SPOILERS. The story could be a noir with Richard Widmark and Robert Ryan. A low-level man in a strip club (in the noir, bar) tries to save his whore (dancer) girlfriend by robbing a bank, but she’s accidentally killed by a cop trying to stop them and is stuck with as much guilt as the robber. If Nicholas Ray had directed this, it might have all taken place in a small town where everyone knew each other, Widmark might have dashed home before Ryan (as killer cop) arrived to tell him the fate of his girlfriend, and each might have tried living their lives in the small town while pretending innocence, greeting each other at the funeral, knowing the other’s guilty, and seeking salvation in the same girl (cop’s wife). That movie would be about people struggling to make their own lives by force of personality.
But as Revanche comes from the Fassbinder school of blunted anger and moping, that salvation’s never a possibility: the robber fucks the cop’s wife for revenge, the cop doesn’t talk to anyone, both men sit alone in their room and brood (Götz Spielmann’s camera watches patiently), and totally unwanted, understanding starts to spring up anyway as three people in the woods have nothing else to do but confront how disappointing their lives have been.
An American movie might care what they’re thinking, but Spielmann wants to watch them think. As in the American noirs, an old crime unmasks a well-oiled bourgeois life as an act, a façade over madness, though the unmasking isn’t external—L.L. Bean cabins turned flophouses or prisons or criminal headquarters, as in the noirs or Jesse James films—but an internal revelation: the characters are so alienated from their own lives that they can finally see what they’re like. Spielmann uses the webcam approach to estrange his characters from their space, as if they were walking around a monument. What looks like the usual webcam affectations—characters, prostitutes and peasants, treated only for symbolic value as prostitutes and peasants, and model houses with none of the stacked-up mail and dirty dishes of a home ever inhabited—turn out, mostly, to be the affectations of the characters, who would like to operate their lives as machinery, a series of dinner parties and fuckings. Eventually the other characters start to wonder who the prostitutes and singing peasants caricatures at the edge of the plot are underneath, and why they decided to live in home from catalogues. There are reasons for their behavior, but not enough.
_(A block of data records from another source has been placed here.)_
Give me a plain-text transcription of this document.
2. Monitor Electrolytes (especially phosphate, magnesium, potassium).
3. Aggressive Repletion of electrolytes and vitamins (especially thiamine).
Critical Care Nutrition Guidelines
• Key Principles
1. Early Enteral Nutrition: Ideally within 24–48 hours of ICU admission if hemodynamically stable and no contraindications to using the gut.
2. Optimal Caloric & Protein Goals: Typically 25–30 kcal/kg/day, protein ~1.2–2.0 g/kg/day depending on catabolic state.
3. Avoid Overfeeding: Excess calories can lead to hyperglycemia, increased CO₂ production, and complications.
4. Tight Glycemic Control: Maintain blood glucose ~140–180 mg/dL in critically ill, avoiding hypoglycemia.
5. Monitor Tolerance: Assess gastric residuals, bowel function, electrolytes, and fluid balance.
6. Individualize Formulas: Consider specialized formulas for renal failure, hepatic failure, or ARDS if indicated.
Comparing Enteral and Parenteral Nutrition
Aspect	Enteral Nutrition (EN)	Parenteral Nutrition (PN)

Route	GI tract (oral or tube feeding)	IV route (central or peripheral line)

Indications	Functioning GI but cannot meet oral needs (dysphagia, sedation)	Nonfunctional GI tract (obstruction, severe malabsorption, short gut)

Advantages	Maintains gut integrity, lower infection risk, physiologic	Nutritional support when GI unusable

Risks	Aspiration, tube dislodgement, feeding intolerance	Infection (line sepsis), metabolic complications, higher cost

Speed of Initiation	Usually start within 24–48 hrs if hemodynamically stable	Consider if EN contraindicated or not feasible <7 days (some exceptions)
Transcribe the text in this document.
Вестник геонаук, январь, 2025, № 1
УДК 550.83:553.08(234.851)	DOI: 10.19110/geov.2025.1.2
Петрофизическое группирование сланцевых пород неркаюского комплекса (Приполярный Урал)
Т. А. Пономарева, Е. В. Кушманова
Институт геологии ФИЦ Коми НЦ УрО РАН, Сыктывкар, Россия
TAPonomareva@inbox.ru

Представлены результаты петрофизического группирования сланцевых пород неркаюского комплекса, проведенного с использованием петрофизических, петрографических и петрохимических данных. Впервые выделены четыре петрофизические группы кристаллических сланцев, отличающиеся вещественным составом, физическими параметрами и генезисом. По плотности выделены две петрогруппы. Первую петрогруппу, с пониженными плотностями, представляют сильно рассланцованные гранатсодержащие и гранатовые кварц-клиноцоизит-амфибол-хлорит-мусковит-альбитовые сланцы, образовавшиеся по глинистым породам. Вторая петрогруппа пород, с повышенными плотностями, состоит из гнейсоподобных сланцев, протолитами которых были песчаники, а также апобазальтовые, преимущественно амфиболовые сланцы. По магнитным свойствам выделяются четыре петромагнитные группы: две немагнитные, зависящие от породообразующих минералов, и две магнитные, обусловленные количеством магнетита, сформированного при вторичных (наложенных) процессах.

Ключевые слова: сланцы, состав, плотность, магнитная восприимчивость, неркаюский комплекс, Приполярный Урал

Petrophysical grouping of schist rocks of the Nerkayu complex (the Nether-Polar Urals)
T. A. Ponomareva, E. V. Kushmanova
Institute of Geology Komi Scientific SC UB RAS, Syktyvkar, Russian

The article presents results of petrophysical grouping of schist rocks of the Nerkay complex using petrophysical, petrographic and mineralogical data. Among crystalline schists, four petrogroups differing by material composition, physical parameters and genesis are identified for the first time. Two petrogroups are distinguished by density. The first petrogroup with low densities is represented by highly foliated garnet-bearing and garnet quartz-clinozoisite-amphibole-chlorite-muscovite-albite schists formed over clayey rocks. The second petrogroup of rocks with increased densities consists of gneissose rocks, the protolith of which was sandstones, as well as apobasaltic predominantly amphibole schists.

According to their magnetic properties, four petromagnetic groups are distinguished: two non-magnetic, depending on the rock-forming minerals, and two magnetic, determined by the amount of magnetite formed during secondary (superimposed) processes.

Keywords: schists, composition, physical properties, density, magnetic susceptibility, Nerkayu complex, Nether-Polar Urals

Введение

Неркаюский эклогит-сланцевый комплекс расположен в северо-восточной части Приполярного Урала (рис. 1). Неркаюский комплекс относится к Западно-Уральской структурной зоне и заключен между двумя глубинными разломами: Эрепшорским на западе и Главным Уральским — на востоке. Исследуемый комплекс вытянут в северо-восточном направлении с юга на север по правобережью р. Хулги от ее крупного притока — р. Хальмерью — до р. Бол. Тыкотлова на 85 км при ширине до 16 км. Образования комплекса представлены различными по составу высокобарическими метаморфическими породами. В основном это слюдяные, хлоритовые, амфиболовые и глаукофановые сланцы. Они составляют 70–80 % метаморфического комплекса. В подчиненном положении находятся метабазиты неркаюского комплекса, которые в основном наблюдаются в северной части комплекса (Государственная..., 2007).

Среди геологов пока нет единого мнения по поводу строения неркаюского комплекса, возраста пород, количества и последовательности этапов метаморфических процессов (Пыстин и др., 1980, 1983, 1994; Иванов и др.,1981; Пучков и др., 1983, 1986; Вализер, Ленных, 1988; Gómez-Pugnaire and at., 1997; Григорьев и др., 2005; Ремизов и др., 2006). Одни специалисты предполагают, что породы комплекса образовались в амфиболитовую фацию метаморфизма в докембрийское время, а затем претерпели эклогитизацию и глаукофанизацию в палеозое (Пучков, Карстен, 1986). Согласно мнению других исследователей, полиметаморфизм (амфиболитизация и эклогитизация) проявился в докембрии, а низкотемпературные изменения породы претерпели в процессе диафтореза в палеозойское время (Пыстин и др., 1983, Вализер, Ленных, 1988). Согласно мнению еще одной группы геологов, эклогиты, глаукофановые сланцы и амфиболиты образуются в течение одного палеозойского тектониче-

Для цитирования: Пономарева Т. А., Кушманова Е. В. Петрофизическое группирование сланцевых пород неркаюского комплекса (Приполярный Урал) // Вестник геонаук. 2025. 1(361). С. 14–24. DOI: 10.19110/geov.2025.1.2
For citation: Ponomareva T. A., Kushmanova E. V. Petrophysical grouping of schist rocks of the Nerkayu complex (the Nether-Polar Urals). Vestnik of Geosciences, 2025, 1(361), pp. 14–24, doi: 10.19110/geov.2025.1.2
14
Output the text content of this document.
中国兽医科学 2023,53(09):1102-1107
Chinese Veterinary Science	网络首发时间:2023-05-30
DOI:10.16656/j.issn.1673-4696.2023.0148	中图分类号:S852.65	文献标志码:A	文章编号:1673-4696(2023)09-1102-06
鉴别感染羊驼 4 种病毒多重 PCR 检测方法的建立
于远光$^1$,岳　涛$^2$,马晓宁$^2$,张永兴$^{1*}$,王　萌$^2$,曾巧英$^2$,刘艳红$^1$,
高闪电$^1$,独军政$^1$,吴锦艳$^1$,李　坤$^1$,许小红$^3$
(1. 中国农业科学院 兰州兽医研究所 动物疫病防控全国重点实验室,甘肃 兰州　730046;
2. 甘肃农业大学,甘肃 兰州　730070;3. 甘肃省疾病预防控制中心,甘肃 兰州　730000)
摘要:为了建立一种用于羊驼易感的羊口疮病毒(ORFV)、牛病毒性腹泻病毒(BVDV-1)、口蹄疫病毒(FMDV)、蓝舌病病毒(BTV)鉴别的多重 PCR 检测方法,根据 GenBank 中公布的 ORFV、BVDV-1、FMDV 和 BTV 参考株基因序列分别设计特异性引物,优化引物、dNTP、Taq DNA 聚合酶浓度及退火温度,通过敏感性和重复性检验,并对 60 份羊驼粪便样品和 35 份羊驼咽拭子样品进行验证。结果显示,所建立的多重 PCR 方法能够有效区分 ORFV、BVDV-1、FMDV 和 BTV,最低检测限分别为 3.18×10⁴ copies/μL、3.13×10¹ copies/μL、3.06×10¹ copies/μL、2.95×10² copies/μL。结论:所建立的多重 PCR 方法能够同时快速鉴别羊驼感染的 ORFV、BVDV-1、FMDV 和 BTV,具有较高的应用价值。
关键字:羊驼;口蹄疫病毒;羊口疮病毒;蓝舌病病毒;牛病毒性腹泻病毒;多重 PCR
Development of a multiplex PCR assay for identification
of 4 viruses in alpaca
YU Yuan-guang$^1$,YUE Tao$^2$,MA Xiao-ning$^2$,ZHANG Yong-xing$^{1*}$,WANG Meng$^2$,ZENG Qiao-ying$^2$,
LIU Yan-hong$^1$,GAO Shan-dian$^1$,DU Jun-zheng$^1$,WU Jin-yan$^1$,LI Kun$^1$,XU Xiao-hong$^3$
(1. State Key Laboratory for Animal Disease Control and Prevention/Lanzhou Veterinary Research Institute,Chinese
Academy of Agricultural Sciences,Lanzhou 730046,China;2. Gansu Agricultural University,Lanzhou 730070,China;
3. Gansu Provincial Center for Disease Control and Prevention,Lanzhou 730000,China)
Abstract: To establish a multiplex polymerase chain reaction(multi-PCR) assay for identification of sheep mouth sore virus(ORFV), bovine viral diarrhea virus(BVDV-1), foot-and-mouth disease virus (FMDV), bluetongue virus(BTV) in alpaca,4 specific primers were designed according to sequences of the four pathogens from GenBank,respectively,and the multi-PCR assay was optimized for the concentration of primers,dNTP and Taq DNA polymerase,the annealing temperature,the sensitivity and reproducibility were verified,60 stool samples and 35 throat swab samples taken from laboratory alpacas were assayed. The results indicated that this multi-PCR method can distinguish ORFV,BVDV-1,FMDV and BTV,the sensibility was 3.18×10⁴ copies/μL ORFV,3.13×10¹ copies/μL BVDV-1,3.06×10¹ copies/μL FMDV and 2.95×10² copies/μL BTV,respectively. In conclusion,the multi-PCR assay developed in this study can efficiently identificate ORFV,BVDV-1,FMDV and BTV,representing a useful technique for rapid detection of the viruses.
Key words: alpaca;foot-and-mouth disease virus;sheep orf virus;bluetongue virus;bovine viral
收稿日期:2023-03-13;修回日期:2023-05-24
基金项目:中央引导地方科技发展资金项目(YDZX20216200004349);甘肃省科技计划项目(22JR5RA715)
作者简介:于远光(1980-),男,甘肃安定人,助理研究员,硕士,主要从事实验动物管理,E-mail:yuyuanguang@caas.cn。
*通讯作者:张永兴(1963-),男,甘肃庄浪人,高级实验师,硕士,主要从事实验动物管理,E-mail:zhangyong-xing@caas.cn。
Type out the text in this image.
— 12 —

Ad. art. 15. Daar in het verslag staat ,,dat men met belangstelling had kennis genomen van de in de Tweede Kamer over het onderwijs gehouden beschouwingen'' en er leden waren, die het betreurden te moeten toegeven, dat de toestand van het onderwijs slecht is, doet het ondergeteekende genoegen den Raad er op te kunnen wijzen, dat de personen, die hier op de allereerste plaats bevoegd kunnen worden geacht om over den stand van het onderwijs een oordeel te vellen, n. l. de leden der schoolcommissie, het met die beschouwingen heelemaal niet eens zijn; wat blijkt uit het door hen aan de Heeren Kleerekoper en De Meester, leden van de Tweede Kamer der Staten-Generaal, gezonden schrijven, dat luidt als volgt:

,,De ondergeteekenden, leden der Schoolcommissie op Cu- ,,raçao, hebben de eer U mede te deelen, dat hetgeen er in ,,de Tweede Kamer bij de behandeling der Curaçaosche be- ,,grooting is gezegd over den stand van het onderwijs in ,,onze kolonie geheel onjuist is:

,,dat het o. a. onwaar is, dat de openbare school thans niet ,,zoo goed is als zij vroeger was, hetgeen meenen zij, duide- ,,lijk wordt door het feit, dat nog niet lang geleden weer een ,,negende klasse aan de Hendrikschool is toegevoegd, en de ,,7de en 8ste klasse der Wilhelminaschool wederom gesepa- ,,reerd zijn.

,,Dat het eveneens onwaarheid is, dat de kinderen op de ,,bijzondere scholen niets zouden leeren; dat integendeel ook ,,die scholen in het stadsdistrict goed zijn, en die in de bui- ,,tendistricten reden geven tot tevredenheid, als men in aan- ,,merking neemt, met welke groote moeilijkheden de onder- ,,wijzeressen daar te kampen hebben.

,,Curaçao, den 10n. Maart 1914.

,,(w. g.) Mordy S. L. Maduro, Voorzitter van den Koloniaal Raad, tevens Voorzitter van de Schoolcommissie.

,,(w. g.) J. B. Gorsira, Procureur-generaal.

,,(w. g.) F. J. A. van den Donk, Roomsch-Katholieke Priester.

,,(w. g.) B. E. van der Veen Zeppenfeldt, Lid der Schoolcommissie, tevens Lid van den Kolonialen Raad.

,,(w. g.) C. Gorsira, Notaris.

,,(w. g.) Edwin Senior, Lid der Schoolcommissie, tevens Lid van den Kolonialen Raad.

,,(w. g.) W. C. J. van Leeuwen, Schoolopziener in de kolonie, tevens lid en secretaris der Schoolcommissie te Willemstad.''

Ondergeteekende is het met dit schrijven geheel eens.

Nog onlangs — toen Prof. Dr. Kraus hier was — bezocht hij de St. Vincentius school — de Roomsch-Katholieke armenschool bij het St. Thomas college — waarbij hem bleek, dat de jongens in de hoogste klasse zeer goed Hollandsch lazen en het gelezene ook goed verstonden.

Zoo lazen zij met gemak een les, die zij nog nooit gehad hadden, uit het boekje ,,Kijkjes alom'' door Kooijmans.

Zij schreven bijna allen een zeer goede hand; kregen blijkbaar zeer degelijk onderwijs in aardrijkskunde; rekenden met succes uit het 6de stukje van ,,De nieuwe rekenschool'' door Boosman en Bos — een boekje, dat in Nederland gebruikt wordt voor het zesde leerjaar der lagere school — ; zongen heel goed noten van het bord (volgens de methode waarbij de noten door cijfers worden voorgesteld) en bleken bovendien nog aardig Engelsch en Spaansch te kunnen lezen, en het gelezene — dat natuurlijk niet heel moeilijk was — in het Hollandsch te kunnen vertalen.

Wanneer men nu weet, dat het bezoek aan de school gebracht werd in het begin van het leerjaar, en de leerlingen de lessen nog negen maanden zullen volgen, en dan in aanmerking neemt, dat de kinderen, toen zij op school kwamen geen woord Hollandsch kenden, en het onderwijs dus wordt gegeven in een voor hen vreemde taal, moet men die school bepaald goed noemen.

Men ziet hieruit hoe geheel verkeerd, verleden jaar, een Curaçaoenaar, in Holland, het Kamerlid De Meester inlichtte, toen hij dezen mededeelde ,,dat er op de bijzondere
From the first scenes, Revanche is about the inability to relate—to a person, to a space. This is normal: life sucks, and it takes a hell of a director to know it and still prove it’s worth it anyway (Renoir, Ford). Revanche is a proof, built on binaries, to a fault, but Spielmann’s achievement is to show how these people who can’t relate, do. The criminal and the cop, as in a Don Siegel film, hate each other because they’re about the same, looking for an outlet to displace their guilt. More important is Spielmann’s old, simple split between civilization and nature. Civilization, the city and homes where the criminal’s picked up all his bad habits, gets the webcam’s staid walls and the rooms like over-sized boxes. Nature gets wind and movement and dwindling roads and colors, and the reason I really like Revanche is because it shows places brought to light. After nearly two hours of blinking statues, the simplest effects of movement at the end of Revanche are totally sublime. A line of light tracks across the water. The criminal has two encounters he’s been pondering having, one in which he realizes the depths of a person he imagined he knew, another in which a lover realizes his depths which she thought he knew. In both cases, Spielmann drops the affectations of the webcam movie—the single-shot scenes, like security cameras, waiting for the walls to be clear again of people—for the simplest trick of movies, a ricochet of shot-reverse-shots. One person is put in relation to another; one space to another. Still nothing is said, but they come as moments of epiphany anyway.